March 24, 2010

IVF #2: 2 Week Wait Update

Who wants good news?

It's too early for a pregnancy test - so relax you crazies....


I'm 4dp3dt (7dpo) and I did have ONE blood test today. My progesterone level. The embryologist (Dr. S) who "made" my embryos was doing the blood draws today, so I took the opportunity to discuss their fabulosity (or at least 2 out of 3 of them).

She was VERY happy with our embryos. She even took it another step to explain the "compacting" 8 cell to me, and confirm that it did mean that my little embryo was indeed at least 1/2 day ahead in growth and that it was a good sign for continued growth upon transfer.


But for now, let's rewind for a minute to the abysmal cycle #1, shall we?


This time 3 months ago, I was miserable. My progesterone level was 26 and change, and that wasn't high enough for Dr Z, even though I had heard that for a medicated cycle, 25 was acceptable. So, I was started on vag chalk: Endometrin suppositories 3 times a day, in addition to my daily PIO (Progesterone in Oil) injection.


I wasn't pregnant - so it didn't matter.

Today, I got home from my blood draw with a question.

So I went to my infertility gurus (the girls who have gone before me) and asked the question:

How significant is the P4 right now? Last cycle it was 26.something at this time, and I wound up on endometrin 3x day in addition to the PIO. But I also wasn't pregnant.
If my P4 isn't up to par, does it mean i'm not pregnant? Or can you have a lowish P4 at this point and still wind up pregnant?

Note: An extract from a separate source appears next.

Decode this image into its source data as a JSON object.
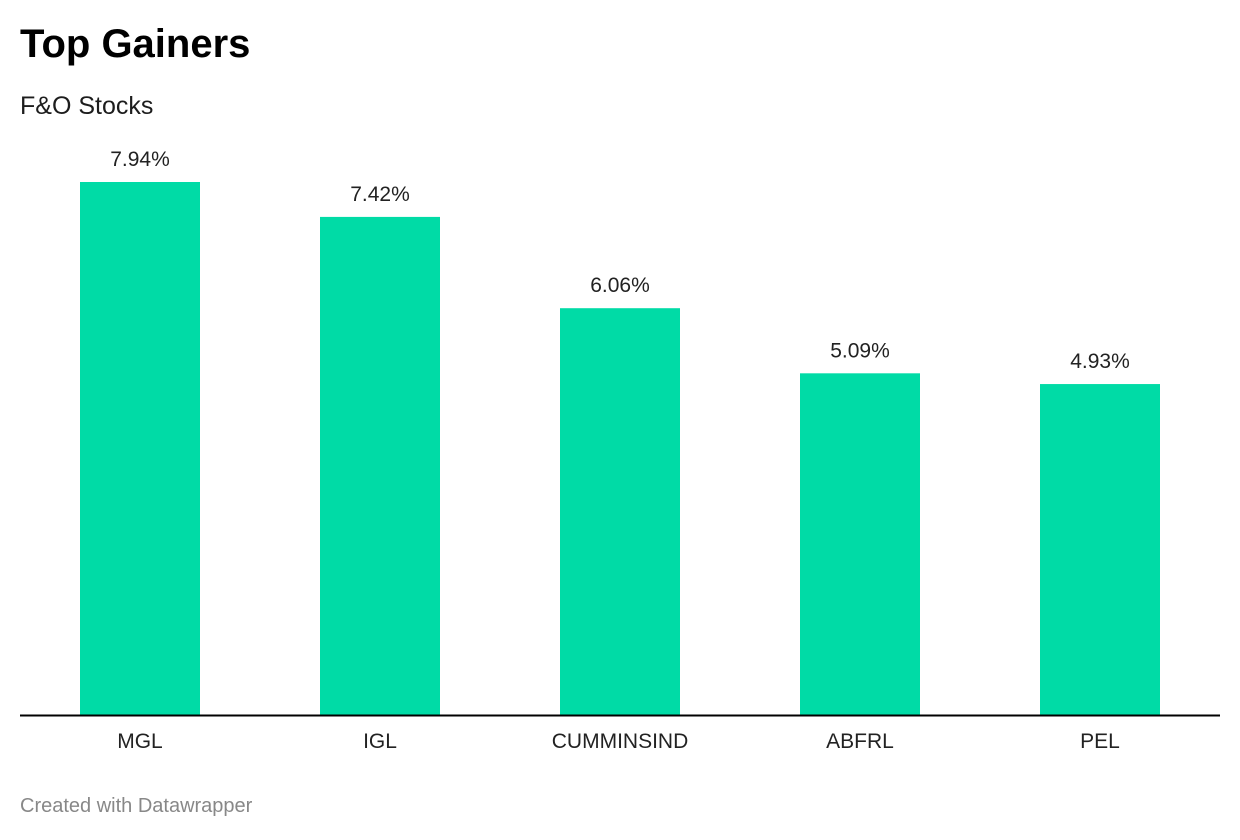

I got a really good answer from one of the girls, and I hope she doesn't mind me quoting her here, because I am sure that some of the girls who follow me might have the same questions.

"My RE likes to see P4 above 40 for an IVF cycle. He likes it higher that IUI cycles since the entire IVF process is so unnatural (I hate that word but don't know what else to use). His practice believes that since eggs are not rupturing out of follicles on their own, the chance of your corpus luteum (sp?) producing enough progesterone to signal your body to prepare for pregnancy is slim.

Thus P4 being monitored and supplements being increased if you are not where they like to see you.
With that said, my RE told me (b/c he knows I worry about every.little.thing) that he has seem many, many IVF cycles with less than stellar progesterone go on to produce perfectly healthy pregnancies." - LCB34
quote credit


Well, that said, Dr Z wanted to see me above 30 last cycle, which explains the supplements he then put me on.

I guess the good news I'm alluding to is that right now, there's no vag chalk for me. My progesterone is 44.3!!

That's right - i said 44.3!!


So, the plan for now is just do what i've been doing, and return to the office one week from today for my beta.


As far as symptoms... there are some things i'm desperately trying to not over analyze. Things outside of the 2ww norm for me. One friend tells me that "new" or "different" is good. I'm just going to keep my fingers crossed.


If I get good news again next week, then i'll tell all - but for right now, and the slim possibility I have of NOT sounding crazy, i'm going to keep the symptoms to myself.

All I can do now is continue hoping that the good news keeps coming. I'm VERY hopeful and positive right now. I'm just so scared that I shouldn't feel that way - because last time is still VERY raw in my head. Does that make any sense?

4 comments:

Jen J. said...

GL DB...I am praying that this is it for you! I think you have very good reason to be hopeful with how well this cycle has gone compared to your first, but I understand being scared of having too much hope too. GL to you in the rest of the 2ww!

Flora Bud said...

I am praying for you and those embryos! Grow little ones grow!!

p.s Lucky you for no Vag chalk..

Sooz said...

Yay! That's such welcome news during the 2WW when you can drive yourself crazy with negative thoughts.

Those embryos are probably nice and snug after implantation and growing, growing, growing!

Ms. Understood said...

I'm very hopeful for you and wishing you the best of luck.